Paper accepted at Machine Learning with Applications
Federated IoT Security Attack Detection using Decentralized Edge Data
Internet of Things (IoT) devices are mass-produced and rapidly released to the public, designed for different applications ranging from monitoring of the environment to on-demand electrical switches and so on. These IoT devices are often heterogeneous in nature, only to receive updates at infrequent intervals, and can remain `out of sight' on a home or office network for extended periods. In other words, security and privacy are two key (research and operational) challenges in IoT systems. Potential threats to IoT devices, such as botnets and malware-based attacks, have always been difficult for conventional detection systems. In recent years, there have been attempts to design deep learning-based solutions to mitigate limitations associated with such conventional detection systems, although a number of challenges remain. This paper proposes a federated-based approach that employs a deep autoencoder to detect botnet attacks using on-device decentralized traffic data. Through the suggested federated solution, privacy is addressed by ensuring the device’s data is not transferred or moved off the network edge.
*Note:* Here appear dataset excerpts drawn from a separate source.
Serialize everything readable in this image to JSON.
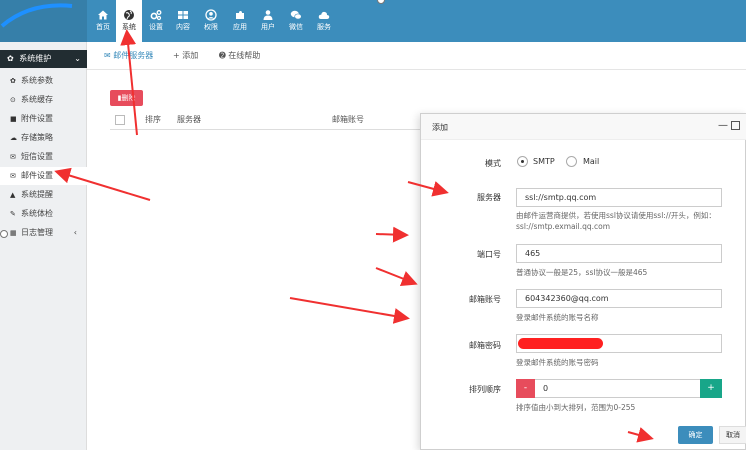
{
  "topnav": [
    {
      "label": "首页",
      "icon": "home-icon"
    },
    {
      "label": "系统",
      "icon": "globe-icon"
    },
    {
      "label": "设置",
      "icon": "cogs-icon"
    },
    {
      "label": "内容",
      "icon": "grid-icon"
    },
    {
      "label": "权限",
      "icon": "user-circle-icon"
    },
    {
      "label": "应用",
      "icon": "puzzle-icon"
    },
    {
      "label": "用户",
      "icon": "user-icon"
    },
    {
      "label": "微信",
      "icon": "wechat-icon"
    },
    {
      "label": "服务",
      "icon": "cloud-icon"
    }
  ],
  "sidebar": {
    "header": "系统维护",
    "items": [
      {
        "label": "系统参数",
        "icon": "gear-icon"
      },
      {
        "label": "系统缓存",
        "icon": "clock-icon"
      },
      {
        "label": "附件设置",
        "icon": "folder-icon"
      },
      {
        "label": "存储策略",
        "icon": "cloud-icon"
      },
      {
        "label": "短信设置",
        "icon": "envelope-icon"
      },
      {
        "label": "邮件设置",
        "icon": "envelope-open-icon"
      },
      {
        "label": "系统提醒",
        "icon": "bell-icon"
      },
      {
        "label": "系统体检",
        "icon": "wrench-icon"
      },
      {
        "label": "日志管理",
        "icon": "calendar-icon"
      }
    ]
  },
  "tabs": {
    "mail_server": "邮件服务器",
    "add": "+ 添加",
    "help": "在线帮助"
  },
  "table": {
    "delete_button": "删除",
    "columns": [
      "排序",
      "服务器",
      "邮箱账号"
    ]
  },
  "dialog": {
    "title": "添加",
    "mode_label": "模式",
    "mode_options": [
      "SMTP",
      "Mail"
    ],
    "mode_selected": "SMTP",
    "server_label": "服务器",
    "server_value": "ssl://smtp.qq.com",
    "server_help": "由邮件运营商提供，若使用ssl协议请使用ssl://开头，例如：ssl://smtp.exmail.qq.com",
    "port_label": "端口号",
    "port_value": "465",
    "port_help": "普通协议一般是25，ssl协议一般是465",
    "account_label": "邮箱账号",
    "account_value": "604342360@qq.com",
    "account_help": "登录邮件系统的账号名称",
    "password_label": "邮箱密码",
    "password_help": "登录邮件系统的账号密码",
    "order_label": "排列顺序",
    "order_value": "0",
    "order_minus": "-",
    "order_plus": "+",
    "order_help": "排序值由小到大排列，范围为0-255",
    "ok_button": "确定",
    "cancel_button": "取消"
  },
  "colors": {
    "topbar": "#3c8dbc",
    "sidebar_header": "#222d32",
    "danger": "#e74c5c",
    "success": "#18a689",
    "annotation_arrow": "#f03030"
  }
}
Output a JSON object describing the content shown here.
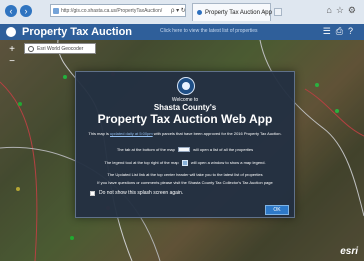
{
  "browser": {
    "address": "http://gis.co.shasta.ca.us/PropertyTaxAuction/",
    "address_tools": "ρ ▾ ↻",
    "tab_title": "Property Tax Auction App",
    "tab_close": "×",
    "tool_icons": [
      "home-icon",
      "star-icon",
      "gear-icon"
    ]
  },
  "app": {
    "title": "Property Tax Auction",
    "header_link": "Click here to view the latest list of properties",
    "header_icons": [
      "list-icon",
      "print-icon",
      "help-icon"
    ]
  },
  "map": {
    "search_placeholder": "Esri World Geocoder",
    "zoom_in": "+",
    "zoom_out": "−",
    "esri_logo": "esri"
  },
  "splash": {
    "welcome_text": "Welcome to",
    "county_text": "Shasta County's",
    "title": "Property Tax Auction Web App",
    "paragraph_1_prefix": "This map is",
    "paragraph_1_link": "updated daily at 5:00pm",
    "paragraph_1_suffix": "with parcels that have been approved for the 2016 Property Tax Auction.",
    "paragraph_2_prefix": "The tab at the bottom of the map",
    "paragraph_2_suffix": "will open a list of all the properties",
    "paragraph_3_prefix": "The legend tool at the top right of the map",
    "paragraph_3_suffix": "will open a window to show a map legend.",
    "paragraph_4": "The Updated List link at the top center header will take you to the latest list of properties",
    "paragraph_5": "If you have questions or comments please visit the Shasta County Tax Collector's Tax Auction page",
    "checkbox_label": "Do not show this splash screen again.",
    "ok_label": "OK"
  }
}
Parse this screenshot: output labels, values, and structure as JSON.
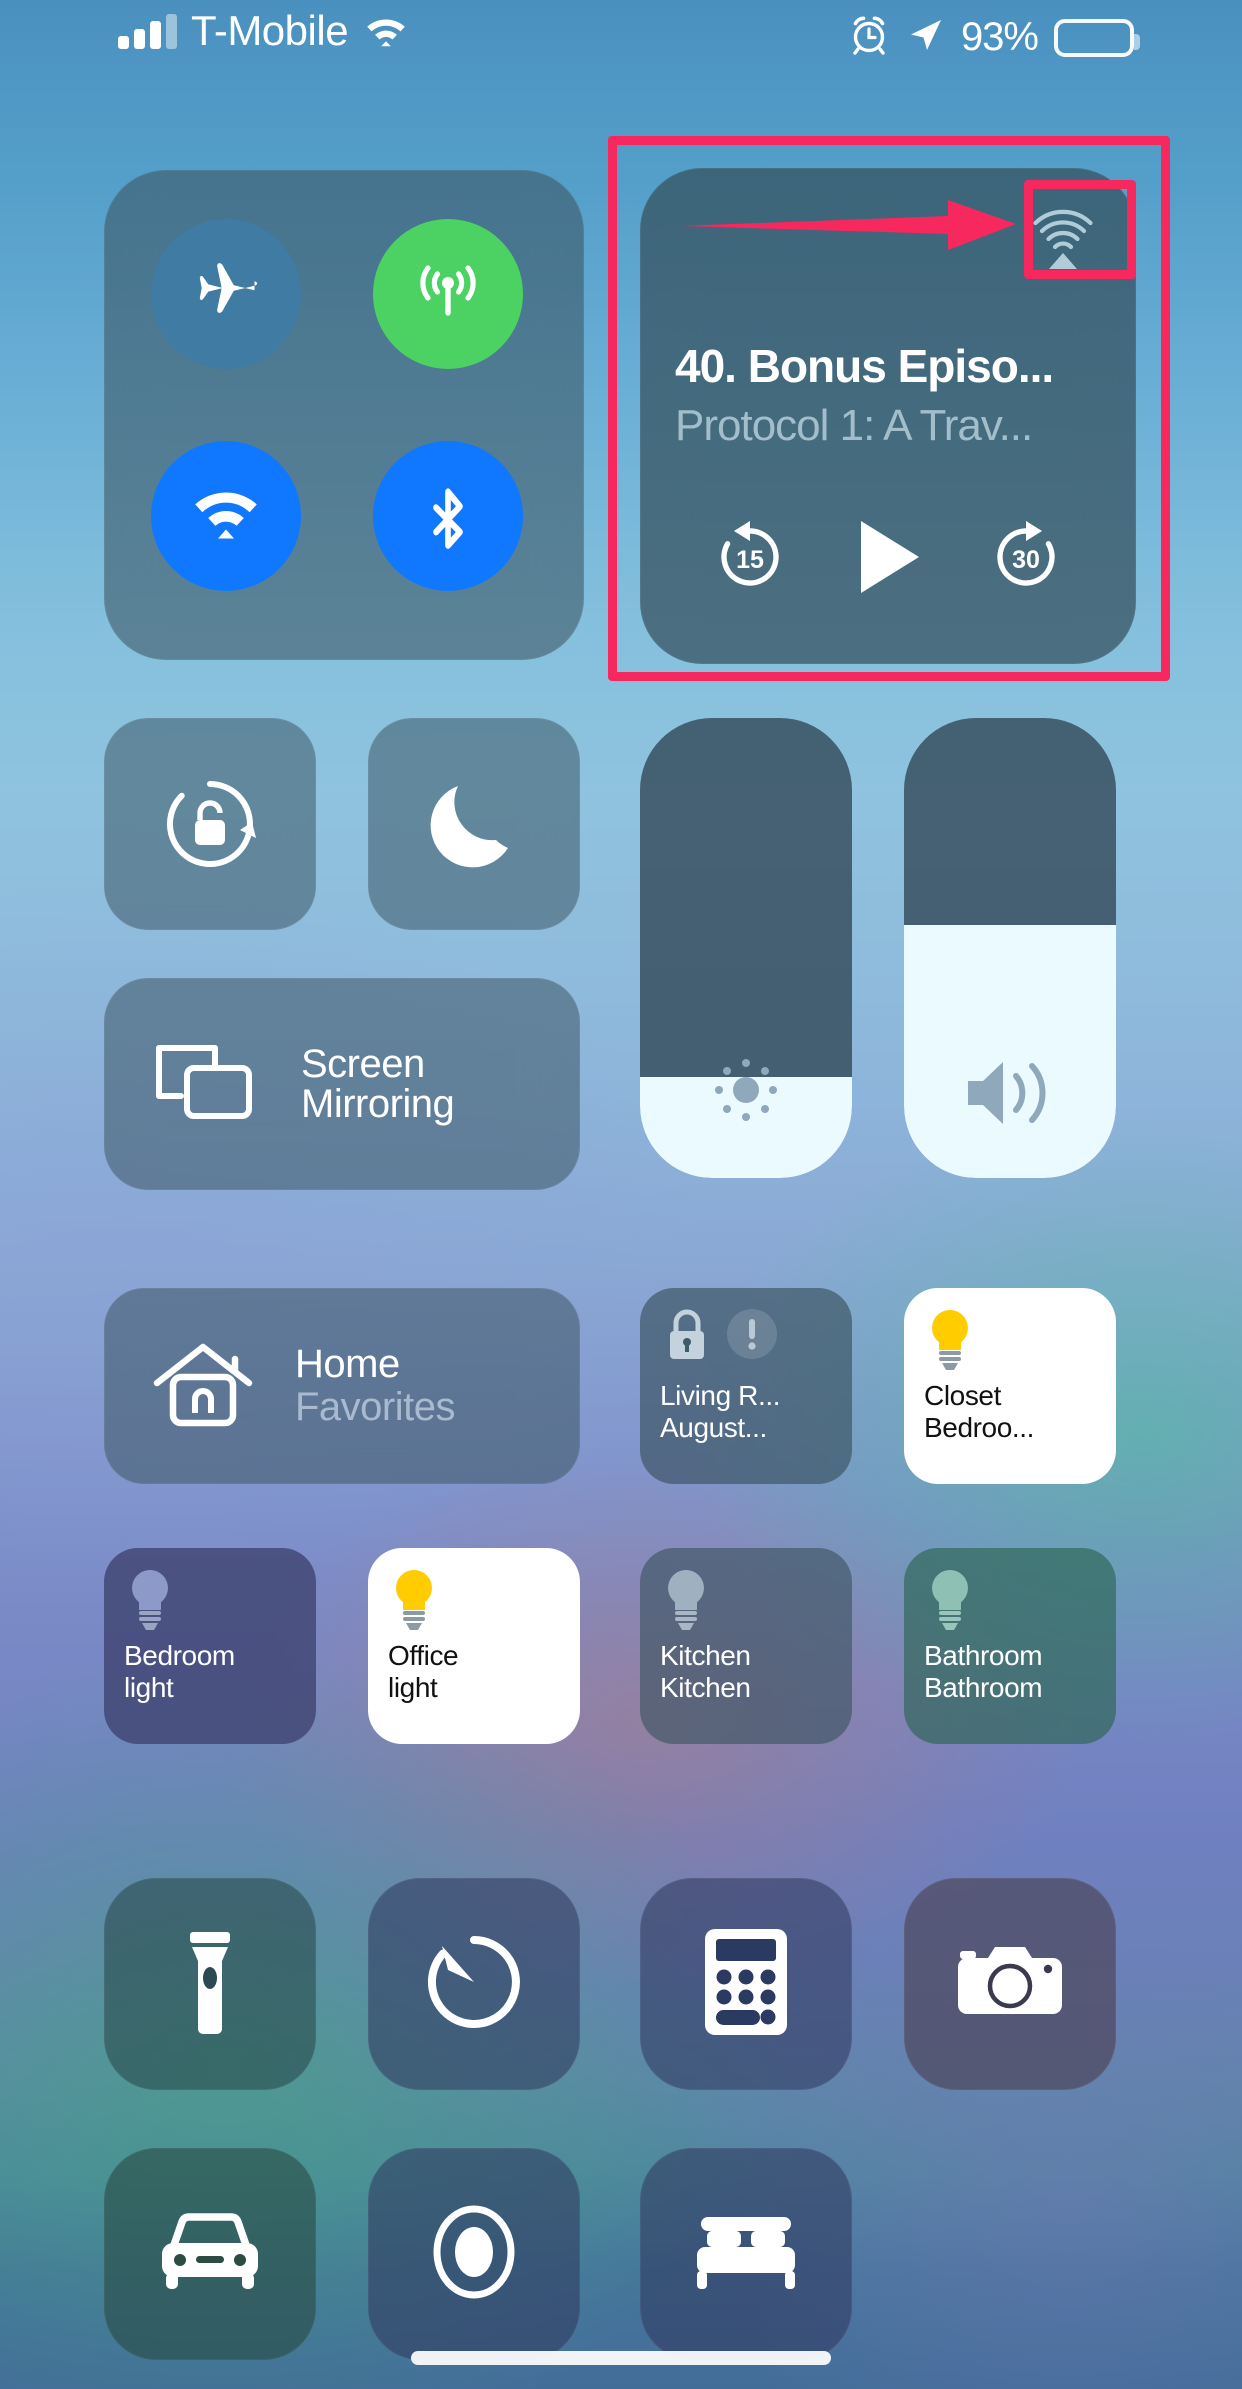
{
  "status_bar": {
    "signal_icon": "cellular-bars-icon",
    "carrier": "T-Mobile",
    "wifi_icon": "wifi-icon",
    "alarm_icon": "alarm-clock-icon",
    "location_icon": "location-arrow-icon",
    "battery_percent": "93%",
    "battery_icon": "battery-icon"
  },
  "connectivity": {
    "airplane": {
      "name": "Airplane Mode",
      "icon": "airplane-icon",
      "state": "off",
      "color": "#3f7ba3"
    },
    "cellular": {
      "name": "Cellular Data",
      "icon": "cellular-antenna-icon",
      "state": "on",
      "color": "#4cd263"
    },
    "wifi": {
      "name": "Wi-Fi",
      "icon": "wifi-icon",
      "state": "on",
      "color": "#1078ff"
    },
    "bluetooth": {
      "name": "Bluetooth",
      "icon": "bluetooth-icon",
      "state": "on",
      "color": "#1078ff"
    }
  },
  "media": {
    "title": "40. Bonus Episo...",
    "subtitle": "Protocol 1: A Trav...",
    "airplay_icon": "airplay-audio-icon",
    "skip_back_label": "15",
    "skip_forward_label": "30",
    "play_icon": "play-icon",
    "skip_back_icon": "skip-back-15-icon",
    "skip_forward_icon": "skip-forward-30-icon",
    "state": "paused"
  },
  "annotation": {
    "highlight_color": "#f6285e",
    "arrow_icon": "pointer-arrow-icon",
    "target": "airplay-button"
  },
  "toggles": {
    "rotation_lock": {
      "label": "Rotation Lock",
      "icon": "rotation-lock-icon",
      "state": "off"
    },
    "do_not_disturb": {
      "label": "Do Not Disturb",
      "icon": "crescent-moon-icon",
      "state": "off"
    },
    "screen_mirroring": {
      "line1": "Screen",
      "line2": "Mirroring",
      "icon": "screen-mirroring-icon"
    }
  },
  "sliders": {
    "brightness": {
      "label": "Brightness",
      "icon": "brightness-sun-icon",
      "percent": 22
    },
    "volume": {
      "label": "Volume",
      "icon": "speaker-waves-icon",
      "percent": 55
    }
  },
  "home": {
    "tile": {
      "line1": "Home",
      "line2": "Favorites",
      "icon": "house-icon"
    },
    "accessories": [
      {
        "line1": "Living R...",
        "line2": "August...",
        "icon": "padlock-icon",
        "badge_icon": "exclamation-badge-icon",
        "state": "off"
      },
      {
        "line1": "Closet",
        "line2": "Bedroo...",
        "icon": "lightbulb-icon",
        "state": "on"
      },
      {
        "line1": "Bedroom",
        "line2": "light",
        "icon": "lightbulb-icon",
        "state": "off"
      },
      {
        "line1": "Office",
        "line2": "light",
        "icon": "lightbulb-icon",
        "state": "on"
      },
      {
        "line1": "Kitchen",
        "line2": "Kitchen",
        "icon": "lightbulb-icon",
        "state": "off"
      },
      {
        "line1": "Bathroom",
        "line2": "Bathroom",
        "icon": "lightbulb-icon",
        "state": "off"
      }
    ],
    "bulb_on_color": "#ffcc00"
  },
  "utilities": [
    {
      "label": "Flashlight",
      "icon": "flashlight-icon"
    },
    {
      "label": "Timer",
      "icon": "timer-icon"
    },
    {
      "label": "Calculator",
      "icon": "calculator-icon"
    },
    {
      "label": "Camera",
      "icon": "camera-icon"
    },
    {
      "label": "Driving Focus",
      "icon": "car-icon"
    },
    {
      "label": "Screen Recording",
      "icon": "screen-record-icon"
    },
    {
      "label": "Sleep Mode",
      "icon": "bed-icon"
    }
  ],
  "home_indicator": {
    "name": "home-indicator"
  }
}
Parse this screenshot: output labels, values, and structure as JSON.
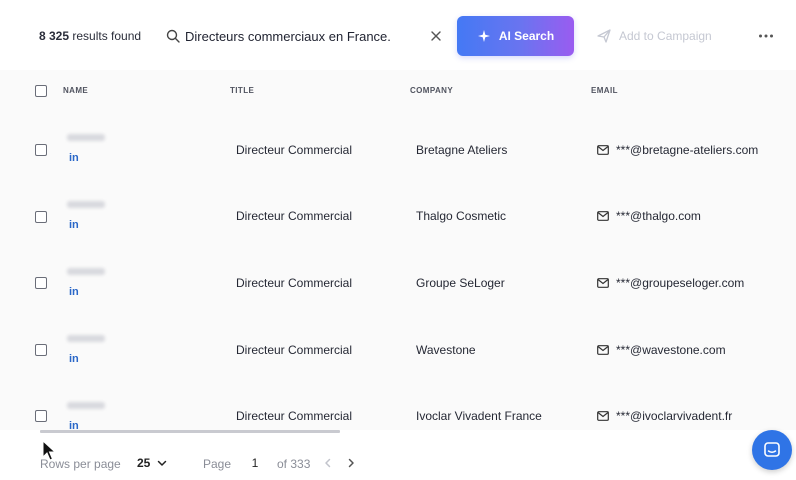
{
  "header": {
    "results_count": "8 325",
    "results_suffix": "results found",
    "search_value": "Directeurs commerciaux en France.",
    "ai_search_label": "AI Search",
    "campaign_label": "Add to Campaign"
  },
  "table": {
    "columns": [
      "NAME",
      "TITLE",
      "COMPANY",
      "EMAIL"
    ],
    "rows": [
      {
        "linkedin": "in",
        "title": "Directeur Commercial",
        "company": "Bretagne Ateliers",
        "email": "***@bretagne-ateliers.com"
      },
      {
        "linkedin": "in",
        "title": "Directeur Commercial",
        "company": "Thalgo Cosmetic",
        "email": "***@thalgo.com"
      },
      {
        "linkedin": "in",
        "title": "Directeur Commercial",
        "company": "Groupe SeLoger",
        "email": "***@groupeseloger.com"
      },
      {
        "linkedin": "in",
        "title": "Directeur Commercial",
        "company": "Wavestone",
        "email": "***@wavestone.com"
      },
      {
        "linkedin": "in",
        "title": "Directeur Commercial",
        "company": "Ivoclar Vivadent France",
        "email": "***@ivoclarvivadent.fr"
      }
    ]
  },
  "footer": {
    "rows_per_page_label": "Rows per page",
    "rows_per_page_value": "25",
    "page_label": "Page",
    "page_value": "1",
    "page_total": "of 333"
  },
  "colors": {
    "accent": "#3c6df0",
    "ai_gradient_start": "#4479f4",
    "ai_gradient_end": "#9a5cf0",
    "linkedin": "#2a67c8",
    "chat": "#2f74e6"
  },
  "icons": [
    "search-icon",
    "close-icon",
    "sparkle-icon",
    "send-icon",
    "more-icon",
    "mail-icon",
    "chevron-down-icon",
    "chevron-left-icon",
    "chevron-right-icon",
    "chat-icon",
    "cursor-icon"
  ]
}
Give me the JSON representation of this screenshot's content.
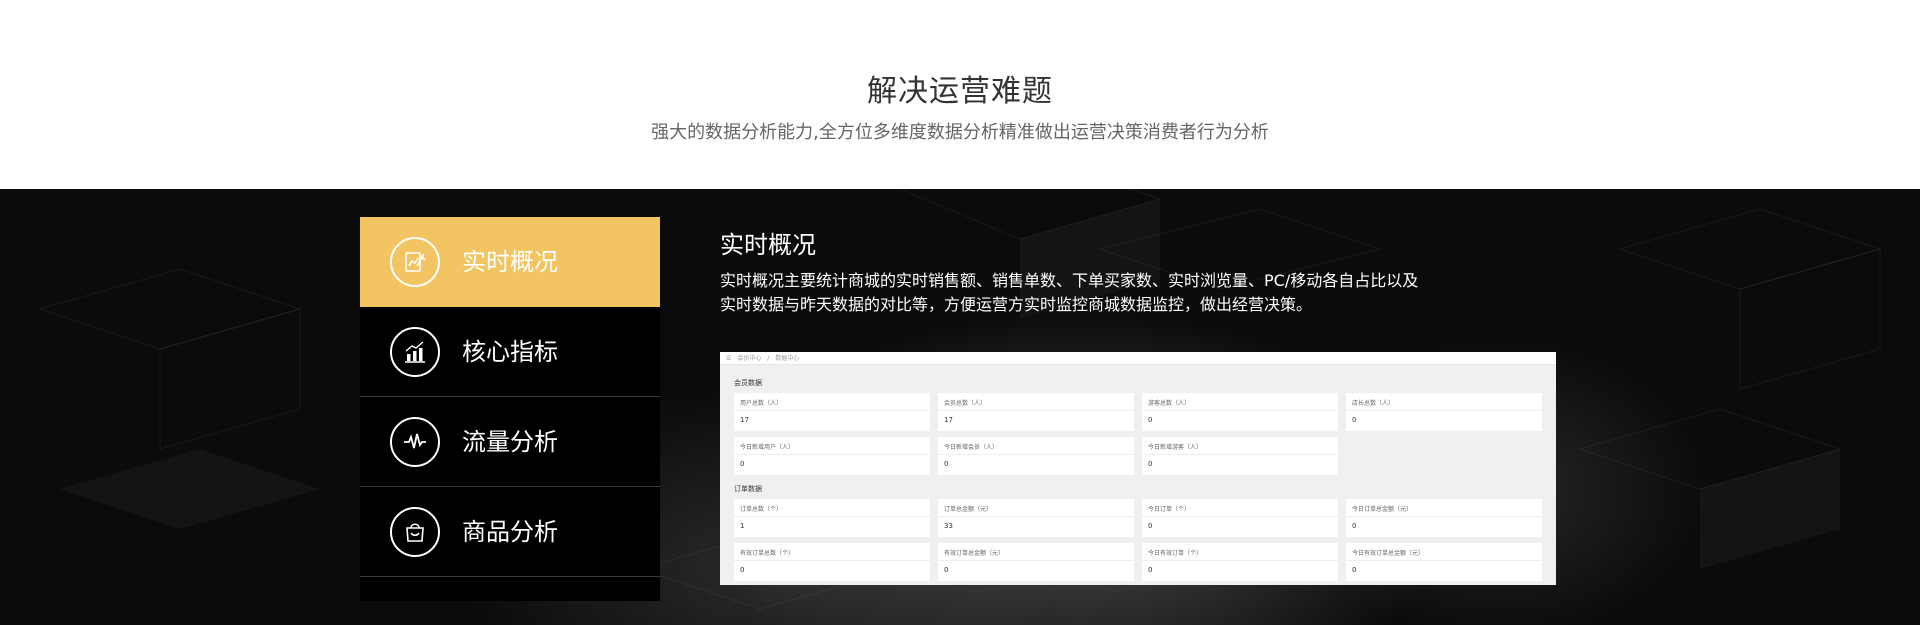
{
  "header": {
    "title": "解决运营难题",
    "subtitle": "强大的数据分析能力,全方位多维度数据分析精准做出运营决策消费者行为分析"
  },
  "menu": {
    "items": [
      {
        "label": "实时概况",
        "icon": "chart-pen-icon",
        "active": true
      },
      {
        "label": "核心指标",
        "icon": "bar-chart-icon",
        "active": false
      },
      {
        "label": "流量分析",
        "icon": "pulse-icon",
        "active": false
      },
      {
        "label": "商品分析",
        "icon": "shopping-bag-icon",
        "active": false
      }
    ]
  },
  "detail": {
    "title": "实时概况",
    "description": "实时概况主要统计商城的实时销售额、销售单数、下单买家数、实时浏览量、PC/移动各自占比以及实时数据与昨天数据的对比等，方便运营方实时监控商城数据监控，做出经营决策。"
  },
  "screenshot": {
    "breadcrumb": [
      "会员中心",
      "/",
      "数据中心"
    ],
    "member_section": "会员数据",
    "member_cards": [
      {
        "label": "用户总数（人）",
        "value": "17"
      },
      {
        "label": "会员总数（人）",
        "value": "17"
      },
      {
        "label": "游客总数（人）",
        "value": "0"
      },
      {
        "label": "店长总数（人）",
        "value": "0"
      },
      {
        "label": "今日新增用户（人）",
        "value": "0"
      },
      {
        "label": "今日新增会员（人）",
        "value": "0"
      },
      {
        "label": "今日新增游客（人）",
        "value": "0"
      }
    ],
    "order_section": "订单数据",
    "order_cards": [
      {
        "label": "订单总数（个）",
        "value": "1"
      },
      {
        "label": "订单总金额（元）",
        "value": "33"
      },
      {
        "label": "今日订单（个）",
        "value": "0"
      },
      {
        "label": "今日订单总金额（元）",
        "value": "0"
      },
      {
        "label": "有效订单总数（个）",
        "value": "0"
      },
      {
        "label": "有效订单总金额（元）",
        "value": "0"
      },
      {
        "label": "今日有效订单（个）",
        "value": "0"
      },
      {
        "label": "今日有效订单总金额（元）",
        "value": "0"
      }
    ]
  },
  "colors": {
    "accent": "#f2c462",
    "band": "#0b0b0b",
    "menu": "#000000"
  }
}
Instead, the machine learning computation itself is brought to where data is born (i.e. edge layer), with the added beneﬁt of data security. We demonstrate that using our proposed model, we can achieve up to 98% accuracy rate in the anomaly detection when using features such as source IP, MAC-IP, and destination IP, etc., for training. The overall comparative performance analysis between our decentralized proposed approach and a centralized format demonstrates a significant improvement in the accuracy rate of attack detection.